本発明の前出の考察は、例示及び説明を目的として提示されている。この前出の記述は、本明細書中で開示される形態に本発明を限定するものではない。本発明の説明には１以上の実施態様の記載が含まれているが、ある一定の改変物及び変更物、他の改変物及び変更物は、本開示を理解した後、例えば当業者の技術及び知識の範囲内に包含され得るので、本発明の範囲内である。
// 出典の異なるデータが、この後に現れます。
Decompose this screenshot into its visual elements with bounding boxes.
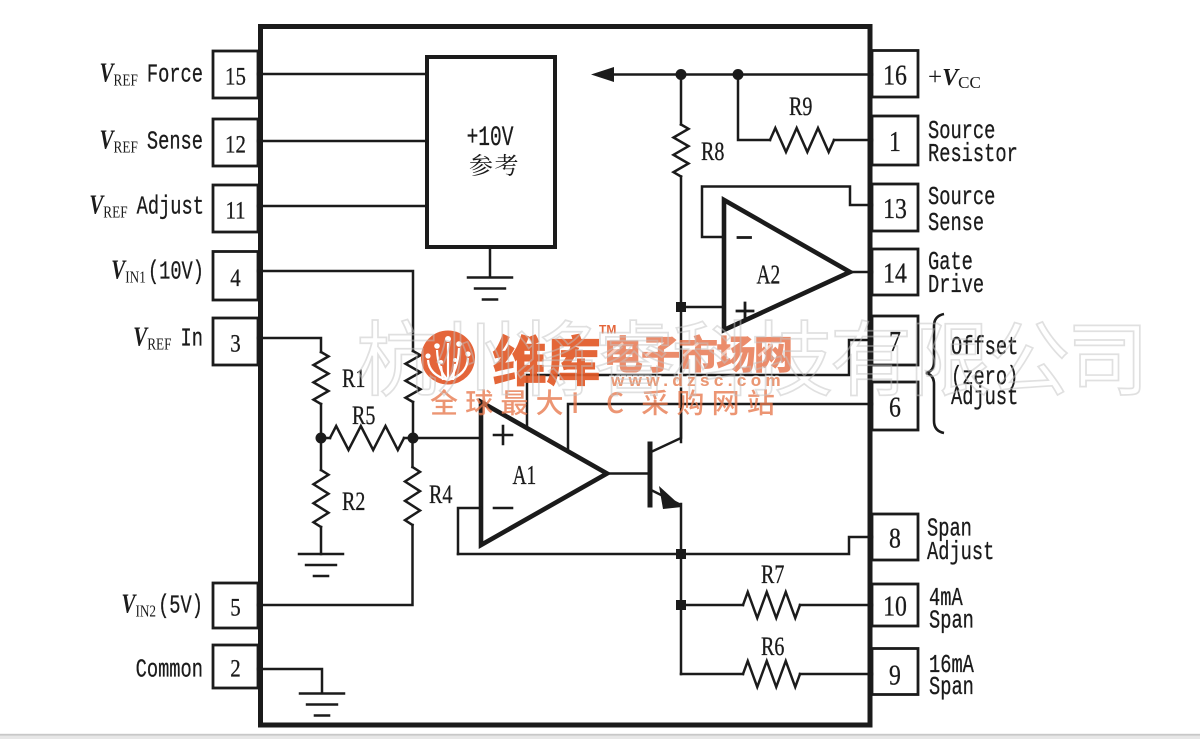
svg-text:12: 12 (225, 131, 246, 159)
pin 4 box (213, 252, 258, 301)
pin 13 number (883, 192, 907, 225)
A1 plus sign (494, 426, 512, 444)
svg-text:R5: R5 (352, 402, 375, 431)
svg-text:R8: R8 (701, 138, 724, 167)
pin 6 box (872, 382, 918, 430)
pin 1 box (872, 116, 918, 165)
svg-text:Span: Span (929, 606, 974, 636)
op-amp A2 (724, 200, 850, 330)
label Vref Sense (147, 127, 203, 157)
wire pin11 to +10V block (258, 205, 427, 208)
svg-text:+VCC: +VCC (928, 64, 981, 92)
transistor Q1 collector (651, 413, 681, 452)
wire pin7 to A1 (527, 340, 872, 428)
ground below +10V block (489, 247, 492, 277)
pin 16 number (883, 58, 907, 91)
pin 2 box (213, 645, 258, 688)
A1 minus sign (494, 507, 512, 510)
pin 2 number (230, 655, 240, 683)
wire node B to A1 plus input (413, 437, 481, 440)
pin 5 box (213, 583, 258, 628)
resistor R1 (314, 352, 329, 404)
IC outer boundary box (261, 27, 871, 726)
pin 7 number (889, 325, 901, 358)
svg-text:(10V): (10V) (148, 257, 204, 287)
svg-text:VREF: VREF (89, 190, 127, 222)
node B junction dot (408, 433, 419, 444)
pin 11 box (213, 185, 258, 232)
svg-text:R6: R6 (761, 633, 784, 662)
R5 label (352, 402, 375, 431)
wire emitter down (680, 504, 683, 554)
svg-text:Force: Force (147, 60, 203, 90)
label Common (136, 655, 203, 685)
wire pin6 to A1 (568, 404, 872, 451)
junction dot at R8 top (676, 69, 687, 80)
svg-text:Resistor: Resistor (928, 139, 1018, 169)
junction dot A2 plus (676, 302, 686, 312)
junction dot emitter node (676, 549, 686, 559)
pin 8 number (889, 521, 901, 554)
current direction arrow (591, 67, 614, 82)
svg-text:R4: R4 (429, 481, 453, 510)
pin 14 number (883, 256, 907, 289)
label Span Adjust (927, 514, 972, 544)
svg-text:+10V: +10V (467, 123, 514, 154)
svg-text:Drive: Drive (928, 270, 984, 300)
svg-text:(5V): (5V) (158, 591, 203, 621)
A2 plus sign (737, 303, 753, 319)
resistor R8 (680, 75, 683, 125)
svg-text:5: 5 (230, 594, 240, 622)
pin 7 box (872, 316, 918, 365)
pin 10 number (883, 589, 907, 622)
wire A2 output to pin14 (850, 271, 872, 274)
svg-text:TM: TM (599, 323, 616, 337)
label Vin2 (5V) (158, 591, 203, 621)
svg-text:Span: Span (929, 672, 974, 702)
wire pin15 to +10V block (258, 73, 427, 76)
A1 label (513, 461, 537, 491)
pin 9 number (889, 658, 901, 691)
offset adjust brace (926, 314, 944, 433)
wire pin5 to R4 bottom (258, 525, 413, 605)
node A junction dot (316, 433, 327, 444)
junction dot R7 node (676, 600, 686, 610)
svg-text:13: 13 (883, 192, 907, 225)
svg-text:15: 15 (225, 63, 246, 91)
svg-text:A1: A1 (513, 461, 537, 491)
svg-text:VREF: VREF (99, 125, 137, 157)
wire pin12 to +10V block (258, 140, 427, 143)
svg-text:10: 10 (883, 589, 907, 622)
resistor R6 (681, 673, 743, 676)
R2 label (342, 488, 365, 517)
svg-text:Adjust: Adjust (927, 537, 994, 567)
watermark gray company text (359, 319, 1140, 396)
resistor R5 (330, 426, 404, 450)
resistor R9 (738, 75, 770, 141)
+10V reference block U1 (427, 57, 555, 247)
pin 3 box (213, 318, 258, 365)
label Vref In (181, 324, 203, 354)
junction dot at R9 branch (733, 69, 744, 80)
svg-text:VIN2: VIN2 (121, 589, 156, 621)
pin 4 number (230, 264, 241, 292)
label Gate Drive (928, 247, 973, 277)
svg-text:2: 2 (230, 655, 240, 683)
resistor R3 (406, 351, 421, 402)
label 16mA Span (929, 650, 974, 680)
resistor R7 (681, 604, 743, 607)
transistor Q1 base wire from A1 output (607, 472, 648, 475)
label Offset (zero) Adjust (951, 332, 1018, 362)
label 4mA Span (929, 583, 963, 613)
R8 label (701, 138, 724, 167)
svg-text:8: 8 (889, 521, 901, 554)
pin 15 box (213, 51, 258, 98)
pin 16 box (872, 51, 918, 98)
svg-text:R2: R2 (342, 488, 365, 517)
transistor Q1 base bar (648, 444, 653, 505)
wire feedback to pin8 (458, 537, 872, 554)
svg-text:3: 3 (230, 330, 240, 358)
svg-text:4: 4 (230, 264, 241, 292)
op-amp A1 (481, 402, 607, 545)
highlight veins on 电子市场网 (608, 343, 773, 356)
ground at pin2 (300, 692, 344, 695)
pin 5 number (230, 594, 240, 622)
wire pin3 down to R1 (258, 338, 321, 352)
R4 label (429, 481, 453, 510)
pin 12 number (225, 131, 246, 159)
wire R3 to node B (412, 402, 415, 438)
label Source Sense (928, 182, 995, 212)
pin 13 box (872, 184, 918, 231)
wire A1 minus feedback loop (458, 508, 481, 554)
svg-text:VREF: VREF (99, 58, 137, 90)
logo circle (421, 331, 475, 385)
label Vref Adjust (137, 192, 204, 222)
wire +Vcc rail to pin16 (610, 73, 872, 76)
pin 15 number (225, 63, 246, 91)
svg-text:VIN1: VIN1 (111, 255, 146, 287)
pin 6 number (889, 390, 901, 423)
wire down to R7 node (680, 554, 683, 674)
R7 label (761, 561, 784, 590)
wire A2 minus to pin13 (702, 187, 872, 238)
label Vref Force (147, 60, 203, 90)
transistor Q1 emitter with arrow (651, 490, 679, 504)
svg-text:Sense: Sense (928, 208, 984, 238)
A2 minus sign (738, 236, 751, 239)
scan artifact bottom line (0, 734, 1200, 736)
svg-text:9: 9 (889, 658, 901, 691)
A2 label (757, 261, 781, 291)
ground below R2 (320, 527, 323, 554)
svg-text:Adjust: Adjust (137, 192, 204, 222)
svg-text:1: 1 (889, 125, 901, 158)
svg-text:16: 16 (883, 58, 907, 91)
logo traces (428, 343, 468, 380)
svg-text:R7: R7 (761, 561, 784, 590)
R6 label (761, 633, 784, 662)
resistor R4 (411, 438, 414, 467)
R9 label (789, 93, 812, 122)
pin 11 number (225, 197, 245, 225)
R1 label (342, 365, 365, 394)
svg-text:A2: A2 (757, 261, 781, 291)
wire R1 to node A (320, 404, 323, 438)
watermark 电子市场网 (607, 334, 791, 372)
resistor R2 (320, 438, 323, 470)
svg-text:Adjust: Adjust (951, 382, 1018, 412)
svg-text:Common: Common (136, 655, 203, 685)
wire R8 down to transistor collector (680, 177, 683, 443)
pin 12 box (213, 119, 258, 166)
watermark 全球最大IC采购网站 (431, 389, 774, 415)
wire pin2 to ground (258, 669, 322, 693)
svg-text:VREF: VREF (133, 322, 171, 354)
pin 8 box (872, 514, 918, 560)
svg-text:In: In (181, 324, 203, 354)
svg-text:R9: R9 (789, 93, 812, 122)
wire A2 plus input junction (681, 306, 724, 309)
label Vin1 (10V) (148, 257, 204, 287)
svg-text:Sense: Sense (147, 127, 203, 157)
pin 9 box (872, 649, 918, 695)
pin 1 number (889, 125, 901, 158)
svg-text:14: 14 (883, 256, 907, 289)
wire pin4 down to R3 (258, 271, 413, 351)
pin 14 box (872, 249, 918, 295)
+10V block text (467, 123, 518, 176)
svg-text:11: 11 (225, 197, 245, 225)
pin 10 box (872, 584, 918, 626)
pin 3 number (230, 330, 240, 358)
label Source Resistor (928, 116, 995, 146)
logo wordmark 维库 (493, 334, 599, 387)
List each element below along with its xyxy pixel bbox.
主張するものに対する代替的な、交換可能な及び／又は同等な構造、機能、範囲又は段階を含め、かかる代替的、交換可能な及び／又は同等な構造、機能、範囲又は段階が本明細書中で開示されるか否かにかかわらず、何らかの特許性のある対象物を一般に対して献納することなく、許容される程度まで代替的な実施態様を含む権利を得るものとする。

Claims

有効量の１０−プロパルギル−１０−デアザアミノプテリン又はその医薬的に許容可能な塩を含むメトトレキサート抵抗性疾患用医薬組成物であって、
前記メトトレキサート抵抗性疾患を有する個体において使用し、前記メトトレキサート抵抗性疾患は、メトトレキサートに対する獲得抵抗性を有する疾患である、医薬組成物。
前記疾患が癌である、請求項１に記載の医薬組成物。
治療しようとする癌が、前立腺癌、Ｔ細胞リンパ腫、乳癌、肺癌、血液悪性腫瘍、頭頸部癌、消化管の癌、卵巣癌及び骨肉種である、請求項２に記載の医薬組成物。
前記疾患が炎症性疾患である、請求項１に記載の医薬組成物。
前記炎症性疾患が関節リウマチである、請求項４に記載の医薬組成物。
前記疾患がメトトレキサート抵抗性新生物である、請求項１に記載の医薬組成物。
前記メトトレキサート抵抗性新生物は、前立腺癌、Ｔ細胞リンパ腫、乳癌、肺癌、血液悪性腫瘍、頭頸部癌、消化管の癌、卵巣癌及び骨肉種である、請求項６に記載の医薬組成物。
前記医薬組成物が経口投与用に製剤化される、請求項１〜７のいずれか１項に記載の医薬組成物。
前記医薬組成物が静脈内投与用に製剤化される、請求項１〜７のいずれか１項に記載の医薬組成物。